Clearly, Riemann possessed an unusual aptitude for numbers, but was encouraged by his father to enroll at Göttingen in 1846 to study philology and theology. His father’s plan was for Riemann to become a member of clergy like himself, and Riemann, eager to please, took on this challenge. However, mathematics continued to be Riemann’s passion, and after taking a course at Göttingen, he grew interested in the mathematics of Carl Gauss, and asked for his father’s permission to change his field of study to math. He transferred to the University of Berlin and studied under famous professors including Jacobi, Steiner, Eisenstein, and Dirichlet, but transferred back to Göttingen in 1849 to work on his doctorate. Riemann received his Ph.D. degree at Göttingen two years later with a thesis dealing with the theory of complex functions and Gaussian mathematics.
Personality-wise, Riemann is known to have been extremely shy, giving himself extensive preparation before any public speaking engagement. This soon led to perfectionism which caused Riemann hide any piece of work from others until he was completely convinced that it was best. It is therefore unsurprising that Riemann’s dedication driven by perfection seems to have been crucial in his search to understand complex mathematics.

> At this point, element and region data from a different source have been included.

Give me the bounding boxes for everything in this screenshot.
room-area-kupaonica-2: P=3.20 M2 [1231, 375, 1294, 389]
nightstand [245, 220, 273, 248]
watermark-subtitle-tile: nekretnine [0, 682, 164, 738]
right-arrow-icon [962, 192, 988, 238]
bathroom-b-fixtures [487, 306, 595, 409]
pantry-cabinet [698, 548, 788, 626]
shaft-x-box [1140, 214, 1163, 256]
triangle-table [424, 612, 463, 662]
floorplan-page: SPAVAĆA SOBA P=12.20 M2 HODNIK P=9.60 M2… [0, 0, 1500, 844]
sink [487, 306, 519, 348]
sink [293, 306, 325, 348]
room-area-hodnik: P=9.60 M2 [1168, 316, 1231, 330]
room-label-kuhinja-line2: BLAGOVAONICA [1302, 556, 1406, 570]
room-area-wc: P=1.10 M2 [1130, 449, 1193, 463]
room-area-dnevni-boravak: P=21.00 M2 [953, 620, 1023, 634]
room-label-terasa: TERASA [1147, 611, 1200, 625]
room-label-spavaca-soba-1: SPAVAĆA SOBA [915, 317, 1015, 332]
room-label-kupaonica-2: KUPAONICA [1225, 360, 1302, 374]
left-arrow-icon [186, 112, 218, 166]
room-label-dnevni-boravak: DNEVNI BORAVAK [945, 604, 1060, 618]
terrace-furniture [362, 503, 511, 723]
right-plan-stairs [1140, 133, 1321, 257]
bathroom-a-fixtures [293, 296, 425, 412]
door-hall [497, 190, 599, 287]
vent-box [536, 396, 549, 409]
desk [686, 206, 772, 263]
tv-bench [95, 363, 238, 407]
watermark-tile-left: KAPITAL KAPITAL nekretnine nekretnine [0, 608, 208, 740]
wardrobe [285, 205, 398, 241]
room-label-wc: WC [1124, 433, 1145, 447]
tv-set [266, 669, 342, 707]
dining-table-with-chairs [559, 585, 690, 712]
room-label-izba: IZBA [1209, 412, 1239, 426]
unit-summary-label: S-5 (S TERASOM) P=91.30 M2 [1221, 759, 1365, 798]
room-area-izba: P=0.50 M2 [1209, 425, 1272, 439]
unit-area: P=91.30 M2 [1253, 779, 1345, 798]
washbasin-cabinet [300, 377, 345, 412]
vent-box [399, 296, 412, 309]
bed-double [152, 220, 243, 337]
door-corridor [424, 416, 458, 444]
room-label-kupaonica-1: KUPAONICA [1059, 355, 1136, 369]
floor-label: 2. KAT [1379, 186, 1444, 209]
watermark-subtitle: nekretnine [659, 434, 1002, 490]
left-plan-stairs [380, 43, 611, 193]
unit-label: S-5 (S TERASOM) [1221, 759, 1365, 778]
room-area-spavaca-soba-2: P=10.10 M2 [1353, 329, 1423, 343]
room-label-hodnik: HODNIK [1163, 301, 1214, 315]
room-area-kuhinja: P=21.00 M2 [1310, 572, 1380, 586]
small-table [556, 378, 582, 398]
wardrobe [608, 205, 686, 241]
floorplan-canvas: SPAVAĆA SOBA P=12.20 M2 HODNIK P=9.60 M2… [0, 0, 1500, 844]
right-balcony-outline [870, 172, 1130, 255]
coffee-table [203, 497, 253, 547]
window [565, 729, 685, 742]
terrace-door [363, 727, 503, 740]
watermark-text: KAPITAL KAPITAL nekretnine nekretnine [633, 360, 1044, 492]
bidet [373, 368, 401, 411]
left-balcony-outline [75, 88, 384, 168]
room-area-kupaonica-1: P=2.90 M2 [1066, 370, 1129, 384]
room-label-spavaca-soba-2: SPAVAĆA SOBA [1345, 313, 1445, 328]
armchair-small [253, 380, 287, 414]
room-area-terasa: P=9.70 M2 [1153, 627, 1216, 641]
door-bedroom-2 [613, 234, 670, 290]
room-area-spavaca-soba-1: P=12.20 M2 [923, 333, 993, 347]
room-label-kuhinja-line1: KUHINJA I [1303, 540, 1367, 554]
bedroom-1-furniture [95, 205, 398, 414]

Throughout his short life, Riemann made a number of contributions to the field of mathematics, particularly on the work with which he followed up mathematicians Niels Abel and Augustin-Louis Cauchy in the area of complex equations. In 1859, Riemann was made a full professor at Göttingen but soon contracted tuberculosis and became seriously ill. He spent the last years of his life traveling between Göttingen and Italy, in search for a healthier climate. He died in Selasca, on the shores of Lake Maggiore (below) in Italy on June 16, 1866. He was 39 years old. One biographer has gone so far as to describe him as “one of the most profound and imaginative mathematicians of all time.”